And who doesn’t do it? It’s just always MS who gets shit on for doing it. Everything and everyone tracks our every movement and click. If ET had been an android-phone he had been long called home before the intro started.
Don’t get me wrong, i effing abhor these things from the depths of my nerdy heart and do everything to block them all. But we just can’t avoid it anymore.
We can just hope to get it all blocked or that it at least only sends anonymous usage-data and nothing else.
Speak for yourself. Besides, all-or-nothing privacy is a false dichotomy. Giving out less personal data is still better than giving out everything, and you don’t need 100% privacy to be unprofitable to advertisers.
You misread. It IS unavoidable nowadays or most of the surface-web is non-functional if you block anything that isn’t content. Besides the amount of work it takes to just not be tracked rises and rises.
Doesn’t mean I don’t do whatever i can do avoid it. To every techy it should be more than obvious that there is no binary approach. You can only do more or less to avoid more or less but never eliminate it.
So yeah, the less the better. And one might even partially reach a state where one is unprofitable to advertisers. Yet that can change tomorrow or on the next site or when you use some phone-app or or or…
That’s what i meant with “unavoidable”. You can’t avoid a persistent ever-evolving problem.
As does Android. I’m not sure why we would give MS a by for this. They’re all as bad as each other and all deserve to be blocked as comprehensively as possible.
If you think they don’t use that data to try and sell apple products, I’ve got a bridge to sell.
They may not have an advertising network, yet, but they use your data for their interests. Currently, it serves their interests to pretend they are more private and secure, but they are not.
I think most software like this grows to a certain size and then they need the telemetry to identify issues. There’s so many hardware configurations and most people don’t submit bug reports or opt into their configuration being shared. It’s not an inherently bad thing, just some companies are taking more than they need.
Windows telemetry started with Windows 10. Windows 7 was the most stable Windows ever and hardware configurations were just as plentiful. Sure, the data helps but it’s hardly mandatory.
Nah, we will never have a GOOD Linux-phone. And if, it’s most likely NOT without tracking and whatnot.
Why should any company put money into a thing they can’t control after sale?
Sadly so, i might add.
Great. And the rest of the phone? And the adaption of the OS? The dev of all needed apps? And the marketing? And the legal stuff? And the tech-support? And the overall financing?

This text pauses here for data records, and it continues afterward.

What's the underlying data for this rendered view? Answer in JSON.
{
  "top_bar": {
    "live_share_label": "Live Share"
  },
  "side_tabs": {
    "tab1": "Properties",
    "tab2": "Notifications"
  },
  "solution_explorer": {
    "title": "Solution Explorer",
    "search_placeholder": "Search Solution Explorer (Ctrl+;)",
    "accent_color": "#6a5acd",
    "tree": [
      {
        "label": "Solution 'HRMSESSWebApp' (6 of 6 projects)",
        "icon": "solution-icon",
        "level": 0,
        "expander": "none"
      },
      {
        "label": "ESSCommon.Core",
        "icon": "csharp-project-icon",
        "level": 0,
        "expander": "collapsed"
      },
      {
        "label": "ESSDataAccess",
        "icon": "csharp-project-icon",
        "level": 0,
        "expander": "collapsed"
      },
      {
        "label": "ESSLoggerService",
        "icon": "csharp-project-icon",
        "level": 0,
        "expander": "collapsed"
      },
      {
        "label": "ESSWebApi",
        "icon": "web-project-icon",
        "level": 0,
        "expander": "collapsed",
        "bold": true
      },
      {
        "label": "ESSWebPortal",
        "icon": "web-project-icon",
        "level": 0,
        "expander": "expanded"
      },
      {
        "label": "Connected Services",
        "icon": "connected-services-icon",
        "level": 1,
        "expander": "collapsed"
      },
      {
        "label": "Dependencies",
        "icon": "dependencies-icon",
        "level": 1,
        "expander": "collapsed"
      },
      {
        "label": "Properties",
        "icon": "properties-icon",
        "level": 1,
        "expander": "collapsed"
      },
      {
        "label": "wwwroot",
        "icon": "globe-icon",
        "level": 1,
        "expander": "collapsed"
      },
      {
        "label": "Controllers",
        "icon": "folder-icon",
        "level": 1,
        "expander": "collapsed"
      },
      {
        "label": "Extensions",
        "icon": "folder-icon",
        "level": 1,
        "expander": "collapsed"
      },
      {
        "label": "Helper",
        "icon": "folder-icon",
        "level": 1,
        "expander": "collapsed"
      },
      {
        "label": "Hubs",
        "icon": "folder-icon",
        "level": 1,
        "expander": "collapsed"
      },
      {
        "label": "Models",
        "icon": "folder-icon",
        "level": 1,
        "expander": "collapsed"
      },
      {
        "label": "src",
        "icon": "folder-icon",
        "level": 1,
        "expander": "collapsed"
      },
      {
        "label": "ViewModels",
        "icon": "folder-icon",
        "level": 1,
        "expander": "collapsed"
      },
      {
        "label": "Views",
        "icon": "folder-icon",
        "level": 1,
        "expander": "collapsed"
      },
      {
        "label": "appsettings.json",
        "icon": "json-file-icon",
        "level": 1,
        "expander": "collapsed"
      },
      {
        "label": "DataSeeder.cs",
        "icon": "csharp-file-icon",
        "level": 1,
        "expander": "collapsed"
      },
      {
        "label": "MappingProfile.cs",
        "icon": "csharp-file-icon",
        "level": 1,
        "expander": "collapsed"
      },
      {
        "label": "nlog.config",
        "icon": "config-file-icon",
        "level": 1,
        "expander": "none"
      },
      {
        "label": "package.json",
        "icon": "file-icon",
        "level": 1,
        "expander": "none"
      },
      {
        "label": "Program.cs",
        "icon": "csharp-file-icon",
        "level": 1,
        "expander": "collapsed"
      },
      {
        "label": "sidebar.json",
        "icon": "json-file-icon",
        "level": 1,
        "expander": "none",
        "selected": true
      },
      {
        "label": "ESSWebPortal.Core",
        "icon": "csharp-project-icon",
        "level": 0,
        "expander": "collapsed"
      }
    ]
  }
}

And how shall it be able to compete with being OSS as its only distinctive feature?
It’s always MS who has people on the internet defending them when they do it, to the point that it looks like MS social media presence is being carefully managed, like Apple. I saw it happen on Reddit too, and it happened less and less the more they got called out. The same “$70 a year for Office 365 is so worth it” is a talking point when I was on Reddit. Apparently, people here say the same thing.
I’m not defending them. I just dislike the silly MS-hate train. As if they were the only ones doing it. If apple does it, it’s a feature. MS is evil. That’s as boring and old like IE-jokes that are still around. I have more Linux-machines than win-machines in my home lab.

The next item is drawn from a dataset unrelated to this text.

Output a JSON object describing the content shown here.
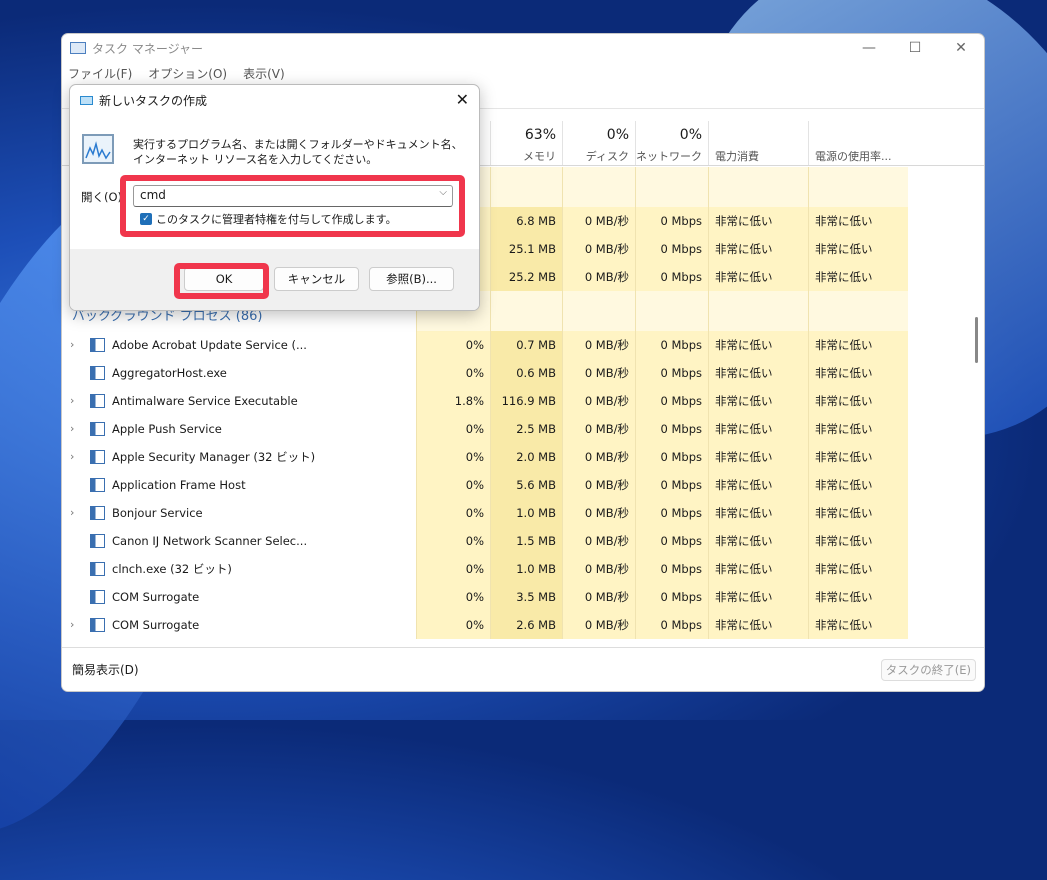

And every major crap has its fanboys and marketing-workforce defending their shit.
It has become really nasty for sure…
But I can’t really blame them. Who wouldn’t want to know? And who doesn’t do it? It’s just always MS who gets shit on for doing it. Everything and everyone tracks our every movement and click. If ET had been an android-phone he had been long called home before the intro started.
Don’t get me wrong, i effing abhor these things from the depths of my nerdy heart and do everything to block them all. But we just can’t avoid it anymore. We can just hope to get it all blocked or that it at least only sends anonymous usage-data and nothing else.

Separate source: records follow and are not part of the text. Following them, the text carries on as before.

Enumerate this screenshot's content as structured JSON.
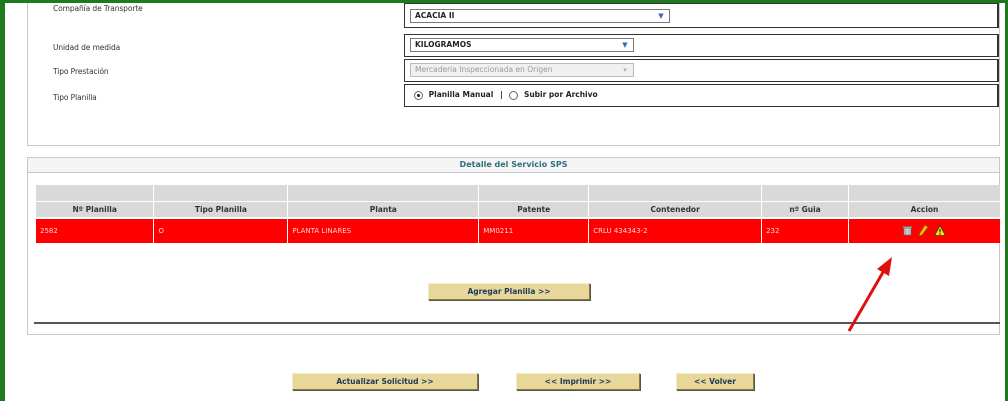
{
  "form": {
    "rows": [
      {
        "label": "Compañía de Transporte",
        "value": "ACACIA II",
        "disabled": false
      },
      {
        "label": "Unidad de medida",
        "value": "KILOGRAMOS",
        "disabled": false
      },
      {
        "label": "Tipo Prestación",
        "value": "Mercaderia Inspeccionada en Origen",
        "disabled": true
      },
      {
        "label": "Tipo Planilla"
      }
    ],
    "radio_manual": "Planilla Manual",
    "radio_sep": "|",
    "radio_file": "Subir por Archivo"
  },
  "detail": {
    "title": "Detalle del Servicio SPS",
    "columns": [
      "Nº Planilla",
      "Tipo Planilla",
      "Planta",
      "Patente",
      "Contenedor",
      "nº Guia",
      "Accion"
    ],
    "row": {
      "planilla": "2582",
      "tipo": "O",
      "planta": "PLANTA LINARES",
      "patente": "MM0211",
      "contenedor": "CRLU 434343-2",
      "guia": "232"
    },
    "add_button": "Agregar Planilla >>"
  },
  "footer": {
    "update_button": "Actualizar Solicitud >>",
    "print_button": "<< Imprimir >>",
    "back_button": "<< Volver"
  },
  "colors": {
    "frame": "#1f7a1f",
    "row_highlight": "#ff0000",
    "button": "#e8d79a",
    "annotation_arrow": "#e01010"
  }
}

Speak for yourself. Besides, all-or-nothing privacy is a false dichotomy. Giving out less personal data is still better than giving out everything, and you don’t need 100% privacy to be unprofitable to advertisers.
You misread. It IS unavoidable nowadays or most of the surface-web is non-functional if you block anything that isn’t content. Besides the amount of work it takes to just not be tracked rises and rises.
Doesn’t mean I don’t do whatever i can do avoid it. To every techy it should be more than obvious that there is no binary approach. You can only do more or less to avoid more or less but never eliminate it.
So yeah, the less the better. And one might even partially reach a state where one is unprofitable to advertisers. Yet that can change tomorrow or on the next site or when you use some phone-app or or or…
That’s what i meant with “unavoidable”. You can’t avoid a persistent ever-evolving problem.
That’s a good one! But to be fair, Apple calls home just as much. They just don’t sell that data (yet).
As does Android. I’m not sure why we would give MS a by for this. They’re all as bad as each other and all deserve to be blocked as comprehensively as possible.
If you think they don’t use that data to try and sell apple products, I’ve got a bridge to sell.
They may not have an advertising network, yet, but they use your data for their interests. Currently, it serves their interests to pretend they are more private and secure, but they are not.
That’s what I meant. Of course they use that data and don’t let it sit on their servers not knowing what to do with it…
Totally. Wasn’t an apple-fanboy-comment. Apple even suck more. At least i COULD (and may!) change my pixel’s os to some privacy-focused one.
Desktop linux doesn’t have any of this. And one day we’ll get real linux on phones too (with full featured support).
Canonical Ubuntu does or at least did though. Caused a shitstorm years ago despite it being opt-in back then. I don’t know how they do it nowadays.
KDE also has opt-in usage tracking but I trust that project enough to believe it’s really only for improving the software.
I think most software like this grows to a certain size and then they need the telemetry to identify issues. There’s so many hardware configurations and most people don’t submit bug reports or opt into their configuration being shared. It’s not an inherently bad thing, just some companies are taking more than they need.
Windows telemetry started with Windows 10. Windows 7 was the most stable Windows ever and hardware configurations were just as plentiful. Sure, the data helps but it’s hardly mandatory.
Nah, we will never have a GOOD Linux-phone. And if, it’s most likely NOT without tracking and whatnot. Why should any company put money into a thing they can’t control after sale? Sadly so, i might add.
You mean like the Linux kernel?
You understand that it’s not just about the software, right? Don’t you think there’s a reason there still isn’t any?
Are you aware oft open source CPU cores?
Great. And the rest of the phone? And the adaption of the OS? The dev of all needed apps? And the marketing? And the legal stuff? And the tech-support? And the overall financing? And how shall it be able to compete with being OSS as its only distinctive feature?
I’d love to have one but it won’t happen.
Basically the same approach
If it’s that simple, where is it? Where’s a prototype? A PoC at least?
It’s always MS who has people on the internet defending them when they do it, to the point that it looks like MS social media presence is being carefully managed, like Apple. I saw it happen on Reddit too, and it happened less and less the more they got called out. The same “$70 a year for Office 365 is so worth it” is a talking point when I was on Reddit. Apparently, people here say the same thing.
It really is amazing to me that lemmy suddenly has an army of anti linux shills on it. Idk what the purpose of that even is.
I’m not defending them. I just dislike the silly MS-hate train. As if they were the only ones doing it. If apple does it, it’s a feature. MS is evil. That’s as boring and old like IE-jokes that are still around. I have more Linux-machines than win-machines in my home lab.
And every major crap has its fanboys and marketing-workforce defending their shit.